Lee Odden, CEO of TopRank Marketing:

When we started our marketing agency in 2001, earning new business wasn't easy in a down economy. As both an introvert and someone passionate about marketing, I decided to face one of my greatest fears in order to reach more clients: public speaking. I had done corporate training in small settings before but nothing prepared me for speaking on SEO panels where presenting is more bloodsport than conversation. Despite introversion and failures, I stuck to it. Today I speak all over the world, giving keynotes and sharing stories about our amazing clients and the great feats of marketing my team accomplishes.

Andy Crestodina, Cofounder of Orbit Media Studios:

I used to be scared of Twitter. It frightened me. I was scared that it would be one more inbox and that it would overwhelm me. So I hid under my bed for several years… and missed a big opportunity to grow an audience early.

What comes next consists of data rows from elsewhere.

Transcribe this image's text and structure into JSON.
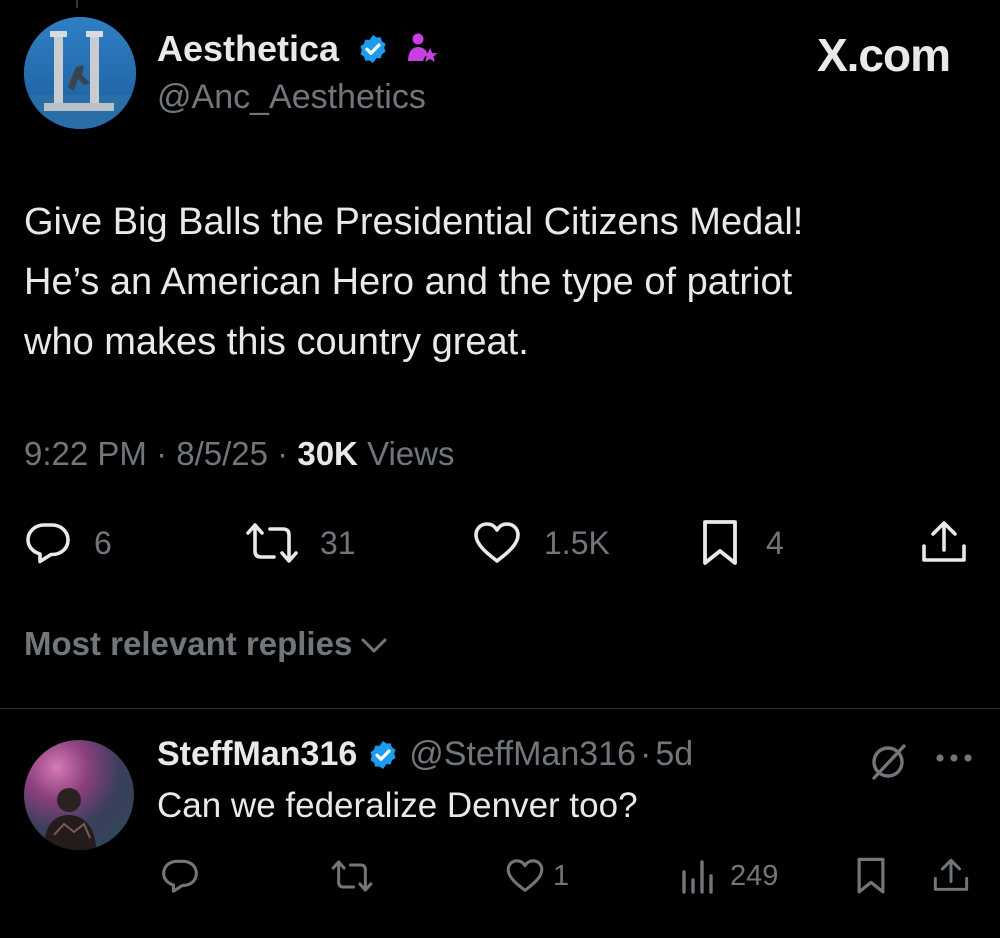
{
  "tweet": {
    "author_name": "Aesthetica",
    "author_handle": "@Anc_Aesthetics",
    "text_lines": [
      "Give Big Balls the Presidential Citizens Medal!",
      "He’s an American Hero and the type of patriot",
      "who makes this country great."
    ],
    "time": "9:22 PM",
    "date": "8/5/25",
    "views_count": "30K",
    "views_label": "Views",
    "separator": "·",
    "stats": {
      "replies": "6",
      "reposts": "31",
      "likes": "1.5K",
      "bookmarks": "4"
    }
  },
  "brand": "X.com",
  "replies_sort_label": "Most relevant replies",
  "reply": {
    "author_name": "SteffMan316",
    "author_handle": "@SteffMan316",
    "separator": "·",
    "age": "5d",
    "text": "Can we federalize Denver too?",
    "stats": {
      "likes": "1",
      "views": "249"
    }
  },
  "colors": {
    "background": "#000000",
    "text_primary": "#e7e9ea",
    "text_secondary": "#71767b",
    "verified_blue": "#1d9bf0",
    "affiliate_purple": "#c940e0",
    "divider": "#2f3336"
  },
  "icons": [
    "verified-badge-icon",
    "affiliate-icon",
    "reply-icon",
    "repost-icon",
    "like-icon",
    "bookmark-icon",
    "share-icon",
    "chevron-down-icon",
    "views-icon",
    "grok-icon",
    "more-icon"
  ]
}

I finally overcame my Twitter-phobia and realized that yes, people may talk to you there. But it’s not the same pressure to respond as an email inbox. Expectations aren’t quite as high. And it’s filled with some real treats. I’ve met tons of fun people and collaborated with them. It’s also generated a bit of traffic.

I regret that fear, but it felt good to get over it. It was a lesson that any hesitation to try something new may have a bad effect on your marketing. Don’t get spooked by new platforms or technology!